Walsingham whimpered again, and drove the words out through his closing throat. “Are you going to k-k-kill me,” he quavered.

“Why do you ask me that? Do you feel you deserve no less?” his companion said, grinning humorlessly. He leaned back on the pillows, pulling his unwilling victim with him, first stroking his hand, then forcibly pulling the rings from the puffy fingers. “You have let yourself go to seed since you’ve wed, Tom,” he said, tossing the rings to the floor. “I’ve thought about killing you, of course. I killed Skeres, you know,” he added conversationally, as he loosened and cast aside Walsingham’s ruff and started on the doublet and shirt. “I lured him into an alley by playing drunk and flashing my purse, then, when he followed, I cut his throat and told him why as he bled to death. I enjoyed that. But you, no, you I will have to think about.” Walsingham shuddered, but the relentless voice went on.

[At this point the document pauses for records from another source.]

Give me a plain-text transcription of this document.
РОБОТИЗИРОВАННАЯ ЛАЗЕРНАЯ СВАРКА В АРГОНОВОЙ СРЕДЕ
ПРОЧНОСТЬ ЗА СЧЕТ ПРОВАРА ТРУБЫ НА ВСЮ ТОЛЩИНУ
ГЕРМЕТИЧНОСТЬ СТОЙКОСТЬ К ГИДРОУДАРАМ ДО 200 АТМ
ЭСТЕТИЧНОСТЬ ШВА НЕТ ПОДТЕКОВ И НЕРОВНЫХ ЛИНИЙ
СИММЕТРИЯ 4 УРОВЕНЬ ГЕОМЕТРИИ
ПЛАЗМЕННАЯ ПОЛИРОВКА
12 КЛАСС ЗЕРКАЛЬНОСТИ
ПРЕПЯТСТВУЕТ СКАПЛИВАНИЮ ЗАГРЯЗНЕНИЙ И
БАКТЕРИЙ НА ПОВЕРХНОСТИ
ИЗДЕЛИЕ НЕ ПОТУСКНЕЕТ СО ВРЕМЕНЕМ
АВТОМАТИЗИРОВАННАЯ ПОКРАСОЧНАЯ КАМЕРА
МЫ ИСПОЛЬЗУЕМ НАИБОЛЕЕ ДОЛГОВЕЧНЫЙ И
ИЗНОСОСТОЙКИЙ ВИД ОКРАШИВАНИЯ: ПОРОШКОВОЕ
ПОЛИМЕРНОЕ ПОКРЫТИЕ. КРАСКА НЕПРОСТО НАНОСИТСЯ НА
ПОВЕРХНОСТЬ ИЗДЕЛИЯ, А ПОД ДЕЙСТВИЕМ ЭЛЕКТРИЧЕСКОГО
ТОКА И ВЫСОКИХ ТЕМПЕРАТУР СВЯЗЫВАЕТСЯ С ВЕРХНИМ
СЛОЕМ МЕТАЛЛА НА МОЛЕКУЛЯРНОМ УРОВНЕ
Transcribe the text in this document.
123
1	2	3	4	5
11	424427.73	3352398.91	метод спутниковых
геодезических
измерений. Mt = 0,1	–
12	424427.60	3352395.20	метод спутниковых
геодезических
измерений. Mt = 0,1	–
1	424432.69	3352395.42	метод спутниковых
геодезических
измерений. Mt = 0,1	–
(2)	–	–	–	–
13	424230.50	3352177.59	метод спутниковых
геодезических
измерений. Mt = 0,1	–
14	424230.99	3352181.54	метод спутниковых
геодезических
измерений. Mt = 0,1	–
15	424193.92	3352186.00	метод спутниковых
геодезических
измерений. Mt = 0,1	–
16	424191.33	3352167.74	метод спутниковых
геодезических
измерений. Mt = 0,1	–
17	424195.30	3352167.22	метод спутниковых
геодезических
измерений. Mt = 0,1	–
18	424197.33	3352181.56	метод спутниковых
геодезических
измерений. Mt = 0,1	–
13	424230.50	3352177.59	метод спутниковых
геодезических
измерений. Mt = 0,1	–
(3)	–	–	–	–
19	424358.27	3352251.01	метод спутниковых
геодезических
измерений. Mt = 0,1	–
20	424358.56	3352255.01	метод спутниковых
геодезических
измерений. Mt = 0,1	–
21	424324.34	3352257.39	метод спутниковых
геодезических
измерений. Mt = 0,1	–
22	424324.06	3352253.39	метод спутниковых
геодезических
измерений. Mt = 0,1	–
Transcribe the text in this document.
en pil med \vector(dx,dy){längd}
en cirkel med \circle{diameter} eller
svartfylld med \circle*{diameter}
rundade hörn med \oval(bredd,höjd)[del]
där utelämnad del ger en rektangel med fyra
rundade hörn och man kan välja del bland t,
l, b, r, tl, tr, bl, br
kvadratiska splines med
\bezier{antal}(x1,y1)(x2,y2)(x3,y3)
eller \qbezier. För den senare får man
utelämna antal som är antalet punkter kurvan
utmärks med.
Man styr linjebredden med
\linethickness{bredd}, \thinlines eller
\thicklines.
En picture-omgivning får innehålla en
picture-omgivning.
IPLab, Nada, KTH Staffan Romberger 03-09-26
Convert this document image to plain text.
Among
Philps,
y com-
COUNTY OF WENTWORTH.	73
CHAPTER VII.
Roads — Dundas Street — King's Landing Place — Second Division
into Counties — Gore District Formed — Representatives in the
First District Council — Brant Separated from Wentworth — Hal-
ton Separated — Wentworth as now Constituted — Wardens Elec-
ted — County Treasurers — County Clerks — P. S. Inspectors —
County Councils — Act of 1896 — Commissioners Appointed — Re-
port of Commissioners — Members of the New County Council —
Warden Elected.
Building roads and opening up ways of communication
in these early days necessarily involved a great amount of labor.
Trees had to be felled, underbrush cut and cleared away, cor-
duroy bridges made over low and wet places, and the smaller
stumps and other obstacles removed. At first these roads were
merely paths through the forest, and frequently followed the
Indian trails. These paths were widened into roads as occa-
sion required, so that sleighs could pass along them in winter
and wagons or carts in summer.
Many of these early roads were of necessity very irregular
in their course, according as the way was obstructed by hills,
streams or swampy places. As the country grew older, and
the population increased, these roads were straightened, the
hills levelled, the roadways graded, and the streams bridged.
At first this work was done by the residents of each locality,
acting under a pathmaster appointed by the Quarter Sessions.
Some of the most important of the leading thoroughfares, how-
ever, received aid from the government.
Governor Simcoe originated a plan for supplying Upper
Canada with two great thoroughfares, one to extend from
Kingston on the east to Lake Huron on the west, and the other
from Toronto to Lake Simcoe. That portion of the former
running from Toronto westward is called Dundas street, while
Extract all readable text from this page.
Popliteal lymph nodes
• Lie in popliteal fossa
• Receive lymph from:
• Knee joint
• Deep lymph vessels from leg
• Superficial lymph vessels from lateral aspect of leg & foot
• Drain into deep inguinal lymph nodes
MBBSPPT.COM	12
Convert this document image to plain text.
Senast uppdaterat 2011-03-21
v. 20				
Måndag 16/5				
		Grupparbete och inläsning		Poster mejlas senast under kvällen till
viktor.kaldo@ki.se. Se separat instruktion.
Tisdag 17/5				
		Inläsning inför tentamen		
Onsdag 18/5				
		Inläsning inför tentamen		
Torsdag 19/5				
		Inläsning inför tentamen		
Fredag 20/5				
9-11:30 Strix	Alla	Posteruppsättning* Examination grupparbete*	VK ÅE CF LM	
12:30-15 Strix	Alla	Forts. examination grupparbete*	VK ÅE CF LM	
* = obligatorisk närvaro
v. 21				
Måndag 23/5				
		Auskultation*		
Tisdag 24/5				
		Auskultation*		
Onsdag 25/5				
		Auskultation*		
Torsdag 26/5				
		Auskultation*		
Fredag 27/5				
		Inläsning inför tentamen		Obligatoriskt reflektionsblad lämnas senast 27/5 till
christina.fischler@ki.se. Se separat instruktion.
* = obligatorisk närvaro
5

“Do you remember how you used to visit Bedlam and prod at the lunatics with your sword? It could be you chained there in your own filth for the gallants to jape and jab at, remember, if you try to tell anyone what has passed here tonight. But now, come here, my not-so-pretty Tom, come to me.” Walsingham felt the hand tangle in his hair, wrenching his face up, and he struggled to free himself, tears blinding him and that hateful voice filling his ears. “You used to like to play at rape, Tommy, making believe that I was forcing you . . . is it too real now? I could force you, you know, but I won’t, or at least, no more than this. . . .” and those cruel lips pressed against his, the tongue pushing into his mouth. He felt the desire kindling in his groin, and he knew that he wanted to be forced, wanted this man to master him, to make him submit to his demands. Then the cool lips moved to his neck, he felt sharp teeth piercing his throat, and he lost himself in a welling sea of pleasure.

The next morning he woke alone, lying across his bed fully clothed, his velvets ruined and reeking from his body’s emissions. He would have thought the previous night’s encounter but a dream were it not for the rings scattered among the rushes on the floor, and the handkerchief missing from the casket on the table.